Herndon v. Venable

37 Ky. 371 | Ky. Ct. App. | 1838

Chief Justice Robertson

delivered the Opinion of the Court.

On the 4th of November, 1835, Herndon sold, and covenanted to convey, to Venable, a tract of land, on the 1st of February, 1836, for twelve hundred dollars, “in hand paid;” but the covenant, nevertheless, reserved a lien on the land “until the last payment” should be made.

In October, 1837, Venable brought an action of covenant against Herndon, for failing to make a conveyance of the legal title on the day fixed by t]re written contract.

To that action Herndon pleaded, that, by the parol agreement between the parties, the conveyance was not to be made until the entire consideration had been paid; that five hundred dollars of the price still remained unpaid; and that the stipulation in the covenant, to make- the title on the 1st of February, 1836, was inserted through mistake.

The Circuit Judge sustained a demurrer to the plea; and, on a writ of inquiry, refused to permit Herndon to set off, against interest, rents for occupancy by Venable, and instructed the jury that the recited consideration, *372(twelve hundred dollars,) with six per cent, interest thereon from the date of the covenant, was the legal criterion of assessment.

The damages at law, for a failure to convey land, cannot be reduced by showing that the pltf. has had the use of the land. But in equity, the rent and interest may be set off against each other. The measure of damages for a failure to convey, is the consideration with interest — not in all cases from the date of the covenant, but — from the time when the money was payable without interest, or begun to bear interest; If if the covenant does not show that, it may he shown by proof aliunde.

Verdict and judgment were accordingly rendered for thirteen hundred and forty four dollars, in damages.

In revising that judgment, three questions are presented: first — is the plea good? secondly — should rents have been set off against interest? and, thirdly — was the instruction to the jury right?
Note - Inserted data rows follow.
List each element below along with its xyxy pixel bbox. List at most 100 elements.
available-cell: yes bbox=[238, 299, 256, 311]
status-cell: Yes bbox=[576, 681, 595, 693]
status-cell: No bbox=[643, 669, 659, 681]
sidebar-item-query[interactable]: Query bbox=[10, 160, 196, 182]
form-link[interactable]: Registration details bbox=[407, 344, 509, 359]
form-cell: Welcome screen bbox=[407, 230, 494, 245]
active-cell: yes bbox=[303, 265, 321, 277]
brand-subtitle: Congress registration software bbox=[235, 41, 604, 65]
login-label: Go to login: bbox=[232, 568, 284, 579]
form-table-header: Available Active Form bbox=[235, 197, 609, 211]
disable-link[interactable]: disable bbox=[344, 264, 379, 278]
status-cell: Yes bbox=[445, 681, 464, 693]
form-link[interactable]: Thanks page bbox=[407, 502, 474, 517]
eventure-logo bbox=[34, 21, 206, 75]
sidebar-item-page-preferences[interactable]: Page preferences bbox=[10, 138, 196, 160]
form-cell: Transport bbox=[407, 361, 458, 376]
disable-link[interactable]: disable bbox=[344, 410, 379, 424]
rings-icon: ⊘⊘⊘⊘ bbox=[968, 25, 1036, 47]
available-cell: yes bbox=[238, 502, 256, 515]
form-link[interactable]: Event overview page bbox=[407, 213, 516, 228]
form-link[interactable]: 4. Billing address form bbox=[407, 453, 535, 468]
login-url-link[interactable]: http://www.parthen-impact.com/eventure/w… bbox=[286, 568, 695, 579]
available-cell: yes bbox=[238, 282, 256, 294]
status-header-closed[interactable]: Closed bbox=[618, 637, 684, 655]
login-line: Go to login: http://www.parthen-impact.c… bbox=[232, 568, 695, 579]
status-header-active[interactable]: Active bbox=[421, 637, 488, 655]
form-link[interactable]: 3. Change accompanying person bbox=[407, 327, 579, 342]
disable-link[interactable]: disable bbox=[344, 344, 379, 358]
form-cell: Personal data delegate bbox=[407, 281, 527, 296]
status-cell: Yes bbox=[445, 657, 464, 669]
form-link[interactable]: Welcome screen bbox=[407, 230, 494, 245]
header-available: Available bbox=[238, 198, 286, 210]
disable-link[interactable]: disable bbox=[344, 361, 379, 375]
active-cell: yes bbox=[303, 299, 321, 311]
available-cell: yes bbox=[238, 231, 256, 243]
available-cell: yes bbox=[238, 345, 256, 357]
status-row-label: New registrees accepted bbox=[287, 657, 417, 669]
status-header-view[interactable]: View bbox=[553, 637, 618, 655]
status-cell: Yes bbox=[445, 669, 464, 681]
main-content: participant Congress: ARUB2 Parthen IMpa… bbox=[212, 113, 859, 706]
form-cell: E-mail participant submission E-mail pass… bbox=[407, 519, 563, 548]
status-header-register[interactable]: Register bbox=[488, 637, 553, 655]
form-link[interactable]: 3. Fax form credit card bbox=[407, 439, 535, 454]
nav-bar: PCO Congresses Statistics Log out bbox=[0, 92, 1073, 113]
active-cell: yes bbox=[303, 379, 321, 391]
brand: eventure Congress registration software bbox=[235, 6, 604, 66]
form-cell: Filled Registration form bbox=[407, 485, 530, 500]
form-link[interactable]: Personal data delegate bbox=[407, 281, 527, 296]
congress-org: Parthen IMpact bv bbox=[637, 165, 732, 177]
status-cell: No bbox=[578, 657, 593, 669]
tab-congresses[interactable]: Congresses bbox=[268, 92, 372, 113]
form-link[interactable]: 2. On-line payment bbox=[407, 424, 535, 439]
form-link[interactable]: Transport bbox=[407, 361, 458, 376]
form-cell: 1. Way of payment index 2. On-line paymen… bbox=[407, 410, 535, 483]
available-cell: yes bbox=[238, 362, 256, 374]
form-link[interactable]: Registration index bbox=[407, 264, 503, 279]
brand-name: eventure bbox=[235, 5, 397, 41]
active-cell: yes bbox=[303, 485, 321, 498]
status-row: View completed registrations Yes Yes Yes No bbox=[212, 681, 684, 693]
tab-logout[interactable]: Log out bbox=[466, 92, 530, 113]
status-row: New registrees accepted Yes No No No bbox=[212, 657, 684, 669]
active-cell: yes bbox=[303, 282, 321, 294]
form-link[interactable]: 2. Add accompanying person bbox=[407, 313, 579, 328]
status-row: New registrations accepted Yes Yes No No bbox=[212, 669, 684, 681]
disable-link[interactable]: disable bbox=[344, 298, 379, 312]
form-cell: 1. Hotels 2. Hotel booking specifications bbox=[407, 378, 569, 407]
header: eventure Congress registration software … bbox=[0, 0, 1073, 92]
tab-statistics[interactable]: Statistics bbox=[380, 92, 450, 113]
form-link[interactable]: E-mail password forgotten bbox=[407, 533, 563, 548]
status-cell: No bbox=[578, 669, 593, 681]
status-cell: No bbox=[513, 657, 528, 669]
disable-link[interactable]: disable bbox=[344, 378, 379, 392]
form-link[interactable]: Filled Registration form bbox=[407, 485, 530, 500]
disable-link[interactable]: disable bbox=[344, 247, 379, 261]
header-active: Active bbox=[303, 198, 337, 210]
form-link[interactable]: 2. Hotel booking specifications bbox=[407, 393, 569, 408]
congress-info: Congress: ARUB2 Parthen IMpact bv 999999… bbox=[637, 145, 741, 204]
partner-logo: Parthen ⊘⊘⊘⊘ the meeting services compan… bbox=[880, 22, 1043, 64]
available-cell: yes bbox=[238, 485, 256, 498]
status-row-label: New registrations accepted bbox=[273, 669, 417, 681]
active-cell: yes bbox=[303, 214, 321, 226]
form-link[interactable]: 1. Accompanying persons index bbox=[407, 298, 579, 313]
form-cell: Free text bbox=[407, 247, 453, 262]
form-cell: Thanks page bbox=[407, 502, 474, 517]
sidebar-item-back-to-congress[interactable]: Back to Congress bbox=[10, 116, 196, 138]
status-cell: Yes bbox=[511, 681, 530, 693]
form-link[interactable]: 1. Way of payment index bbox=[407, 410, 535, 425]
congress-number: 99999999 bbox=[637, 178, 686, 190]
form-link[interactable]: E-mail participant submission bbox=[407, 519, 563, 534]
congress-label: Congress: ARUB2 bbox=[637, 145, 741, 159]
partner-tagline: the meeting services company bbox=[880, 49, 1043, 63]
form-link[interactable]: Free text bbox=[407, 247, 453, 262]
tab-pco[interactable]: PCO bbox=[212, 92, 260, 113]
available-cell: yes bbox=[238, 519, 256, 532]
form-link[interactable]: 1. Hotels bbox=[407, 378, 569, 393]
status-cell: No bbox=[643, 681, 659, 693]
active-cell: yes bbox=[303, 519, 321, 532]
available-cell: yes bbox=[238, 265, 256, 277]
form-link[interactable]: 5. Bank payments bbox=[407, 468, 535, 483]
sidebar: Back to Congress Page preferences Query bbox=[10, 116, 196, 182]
First. The legal effect of the covenant is, as before suggested, that the title was to be conveyed on the 1st of February, 1836, independently of the payment of the consideration. And though there may have been a mutual mistake in that respect, in executing the covenant, yet we are satisfied that such a mistake could not be made available by plea to the action; because, if it could be, no action could ever be maintained on the covenant, in any event, for a failure to convey the legal title; for, in every such action, the plaintiff would have to declare according to the legal effect of the covenant as written, and could not sustain an averment of an extraneous fact inconsistent with the covenant. And therefore, in such a case, the defendant’s qnly remedy is a suit in chancery, for correcting the mistake; in which suit, the rights of the parties might be adjusted without prejudice to either of them, and upon principles of reciprocity and equal justice.

We are, therefore, of the opinion that the Circuit Court did not err in sustaining the demurrer to the plea.

Second. In Combs vs. Tarleton’s Administrator, 2 Dana, 464, this Court decided that, in an action for a breach of covenant to convey land, the defendant could not diminish the damages by proving that the plaintiff had occupied the land — even though, in equity, the value of such use might be set off against the interest on the consideration, or the legal value of the use of the price paid for the land. And we are satisfied with that decision.

Third. When the value of the land, as fixed by the parties themselves, is the criterion of damages to the vendee, for a breach of covenant to convey the title, a jury, in assessing the damages, should, of course, ascer*373tain when and how the consideration was payable.— Whenever time was given for paying it, or any part of it, without charging intermediate interest, the value of the land was, of course, so far less than the nominal amount of the consideration at the date of the contract. And, in assessing interest as a part of the damages, the jury should not go farther back than the time when the consideration was payable, or when interest began to accrue upon it. Triplett vs. Gill et al., 7 J. J. Marshall, 440.

In this case, though the covenant recites that the entire consideration had been paid, there can be no doubt that a portion of it, at least, was not paid at the date of the covenant, and was not payable until some future day. And that fact is shown by the last provision in the covenant itself. Prima facie, therefore, interest on the whole twelve hundred dollars was not chargeable from the date of the covenant. And as the covenant, taken altogether, did not show when the consideration was paid or payable, it was the duty of the plaintiff in the action to show that fact by proof aliunde; for, without some such proof, the jury had no right to decide-that the entire consideration, or even any part of it, had been paid at the date of the covenant, or at any other time; and had, consequently, no authority to assess interest from the date of the covenant.

Wherefore, we are of the opinion, that the Circuit Judge misinstructed the jury. And, for that error, the judgment must be reversed, and the cause remanded.